- How to make new stuff from your piles of obsolete tech
- Why your computer sucks
- 10 recession-proof IT skills
- Juniper execs share network vision
- 9-year-old plots his fifth Microsoft certification
Red Hat Wednesday for the first time included KVM hypervisor technology in a release of its Enterprise Linux operating system, kicking off the vendor’s plans to earn a significant role in the virtualization market.
“We intend to invest heavily in this area,” said Red Hat CEO Jim Whitehurst.
Red Hat Enterprise Linux 5.4, which was made available Wednesday, is the foundation for a larger strategy that not only encompasses virtualization but cloud computing as well.
Before the end of this year, Red Hat also intends to add to the mix a stand-alone hypervisor also based on kernel-based virtual machine (KVM), as well as, a set of management tools for the desktop and server called Red Hat Enterprise Virtualization Manger.
Those management tools are based on technology Red Hat acquired when it bought Qumranet one year ago.

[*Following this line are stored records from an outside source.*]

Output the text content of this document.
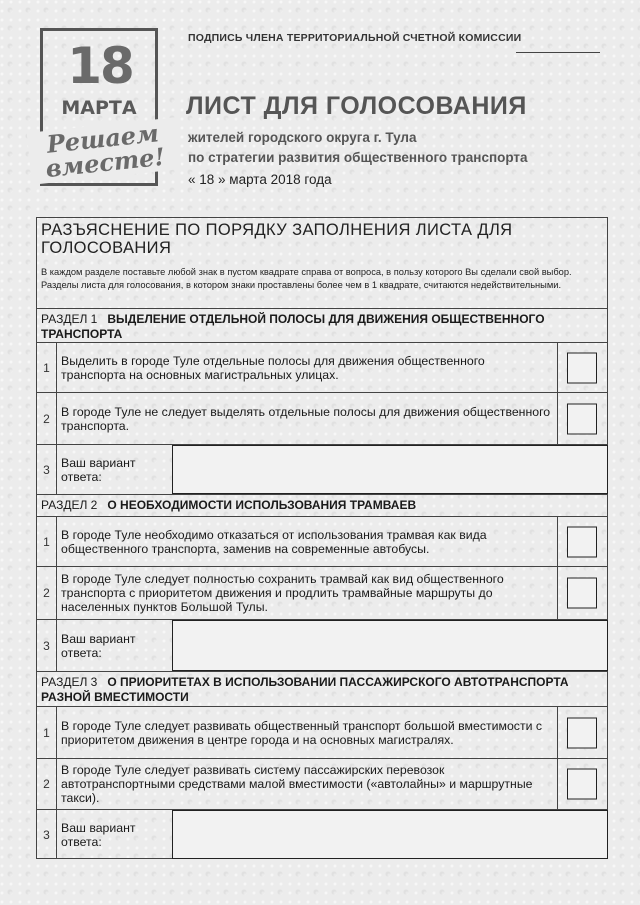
18
МАРТА
Решаем вместе!
ПОДПИСЬ ЧЛЕНА ТЕРРИТОРИАЛЬНОЙ СЧЕТНОЙ КОМИССИИ
ЛИСТ ДЛЯ ГОЛОСОВАНИЯ
жителей городского округа г. Тула
по стратегии развития общественного транспорта
« 18 » марта 2018 года
РАЗЪЯСНЕНИЕ ПО ПОРЯДКУ ЗАПОЛНЕНИЯ ЛИСТА ДЛЯ ГОЛОСОВАНИЯ
В каждом разделе поставьте любой знак в пустом квадрате справа от вопроса, в пользу которого Вы сделали свой выбор. Разделы листа для голосования, в котором знаки проставлены более чем в 1 квадрате, считаются недействительными.
РАЗДЕЛ 1 ВЫДЕЛЕНИЕ ОТДЕЛЬНОЙ ПОЛОСЫ ДЛЯ ДВИЖЕНИЯ ОБЩЕСТВЕННОГО ТРАНСПОРТА
1 Выделить в городе Туле отдельные полосы для движения общественного транспорта на основных магистральных улицах.
2 В городе Туле не следует выделять отдельные полосы для движения общественного транспорта.
3 Ваш вариант ответа:
РАЗДЕЛ 2 О НЕОБХОДИМОСТИ ИСПОЛЬЗОВАНИЯ ТРАМВАЕВ
1 В городе Туле необходимо отказаться от использования трамвая как вида общественного транспорта, заменив на современные автобусы.
2
В городе Туле следует полностью сохранить трамвай как вид общественного транспорта с приоритетом движения и продлить трамвайные маршруты до населенных пунктов Большой Тулы.
3 Ваш вариант ответа:
РАЗДЕЛ 3 О ПРИОРИТЕТАХ В ИСПОЛЬЗОВАНИИ ПАССАЖИРСКОГО АВТОТРАНСПОРТА РАЗНОЙ ВМЕСТИМОСТИ
1 В городе Туле следует развивать общественный транспорт большой вместимости с приоритетом движения в центре города и на основных магистралях.
2
В городе Туле следует развивать систему пассажирских перевозок автотранспортными средствами малой вместимости («автолайны» и маршрутные такси).
3 Ваш вариант ответа:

While Red Hat says RHEL 5.4 with KVM is the foundation of its Red Hat Enterprise Virtualization portfolio, Red Hat is not abandoning Xen, an open source hypervisor the company adopted in RHEL 5.0.
Whitehurst said Red Hat’s plan is to offer choice, which he says will be the hallmark of 21st Century computing architectures.
“Cloud and virtualization is the next big thing,” he said.
RHEL 5.4 also includes support for Intel’s Virtualization Technology for Directed I/O (VT-d) and SR-IOV (Single Root I/O Virtualization), a PCI-SIG standard that lets a single physical adapter act as multiple virtual adapters available to virtual machines. The technology works with Intel’s Xeon Processor 5500 Series-based platform. RHEL 5.0 also works with AMD’s Istanbul platform.
Network advancements in 5.4 include Generic Receive Offload (GRO), Fibre Channel over Ethernet (FCoE) performance enhancements and hardware support, and device driver enhancements such as disk and network.
For system administrators and developers, Red Hat has upgraded its Systemtap performance monitoring toolset, which supports profiling and monitoring C++ applications. Red Hat has also included a number of static kernel tracepoints to simplify performance observation for the highest profile kernel subsystems.
RHEL 5.4 also includes a preview implementation of the malloc memory allocation library optimized for multicore processors.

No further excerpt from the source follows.